Strage di Dacca: la storia di Simona

Angelica Basile

Giugno ci ha salutato portandosi dietro una scia di sangue. L’attentato a Dacca, rivendicato dall’Isis, è costato la vita a 9 italiani. I nomi sono stati divulgati a poche ore dalla fine dell’assedio al caffè nel quale il commando aveva fatto irruzione intorno alle 21. Adele Puglisi, Marco Tondat, Claudia Maria D’Antona, Nadia Benedetti, Vincenzo D’Allestro, Maria Riboli, Cristian Rossi, Claudio Cappelli e Simona Monti non sono stati solo uccisi, ma anche torturati. Lo ha rivelato l’autopsia, hanno sofferto prima di morire, inermi, di fronte alla tanta follia omicida.

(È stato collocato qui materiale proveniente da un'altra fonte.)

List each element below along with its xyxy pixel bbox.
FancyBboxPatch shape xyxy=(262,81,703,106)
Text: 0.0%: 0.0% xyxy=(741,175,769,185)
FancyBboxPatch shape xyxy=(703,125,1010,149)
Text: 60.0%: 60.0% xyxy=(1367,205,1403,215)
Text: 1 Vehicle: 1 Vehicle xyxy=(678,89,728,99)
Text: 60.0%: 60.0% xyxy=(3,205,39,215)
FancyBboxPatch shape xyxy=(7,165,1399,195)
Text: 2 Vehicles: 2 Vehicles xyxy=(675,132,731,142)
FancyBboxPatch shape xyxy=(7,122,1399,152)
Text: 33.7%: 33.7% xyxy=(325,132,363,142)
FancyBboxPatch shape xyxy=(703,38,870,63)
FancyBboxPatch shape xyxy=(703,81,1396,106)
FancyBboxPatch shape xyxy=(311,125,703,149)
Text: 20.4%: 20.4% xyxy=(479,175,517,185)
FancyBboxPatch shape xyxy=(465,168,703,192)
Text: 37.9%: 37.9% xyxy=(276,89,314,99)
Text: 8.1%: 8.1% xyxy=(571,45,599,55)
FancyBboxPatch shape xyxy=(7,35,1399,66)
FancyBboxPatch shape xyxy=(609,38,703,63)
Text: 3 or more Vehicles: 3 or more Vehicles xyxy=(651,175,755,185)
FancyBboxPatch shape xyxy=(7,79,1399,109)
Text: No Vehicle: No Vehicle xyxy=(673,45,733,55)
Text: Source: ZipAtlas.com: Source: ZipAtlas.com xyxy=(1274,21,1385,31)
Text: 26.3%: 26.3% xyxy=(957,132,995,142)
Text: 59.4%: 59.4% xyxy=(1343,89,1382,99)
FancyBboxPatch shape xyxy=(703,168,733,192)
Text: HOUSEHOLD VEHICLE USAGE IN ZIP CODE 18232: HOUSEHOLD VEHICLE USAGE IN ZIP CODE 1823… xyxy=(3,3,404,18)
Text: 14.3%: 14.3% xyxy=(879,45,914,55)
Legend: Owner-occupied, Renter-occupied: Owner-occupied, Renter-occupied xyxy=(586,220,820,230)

Simona Monti aveva 33 anni e un bambino in grembo. La gravidanza l’aveva cambiata, anche se era iniziata da pochissimi mesi. Quel pancino che credeva di giorno in giorno la rendeva impaziente ma la spaventava anche. Era un’anima errante Simona. Viaggiava da sempre e non le metteva paura vivere da sola in un Paese lontano e così diverso dal suo. Come tutti i viaggiatori, le radici erano croce e delicato per lei. Sempre in movimento, sempre con la valigia accanto al cuore. Così l’arrivo di un bambino, oltre ad essere un grande traguardo d’amore, le imponeva di fermarsi, stabilizzarsi e tornare in Italia. Aveva scelto la data: lunedì sarebbe atterrata a Fiumicino. Ma lunedì non è mai arrivato per lei, perché la sera di venerdì 1 luglio era semplicemente nel posto sbagliato al momento sbagliato. Uscita per una cena con i colleghi, non è più tornata.

A Roma ci è arrivata, ma a Ciampino e in una bara, che l’ha avvolta insieme al suo bambino, per sempre.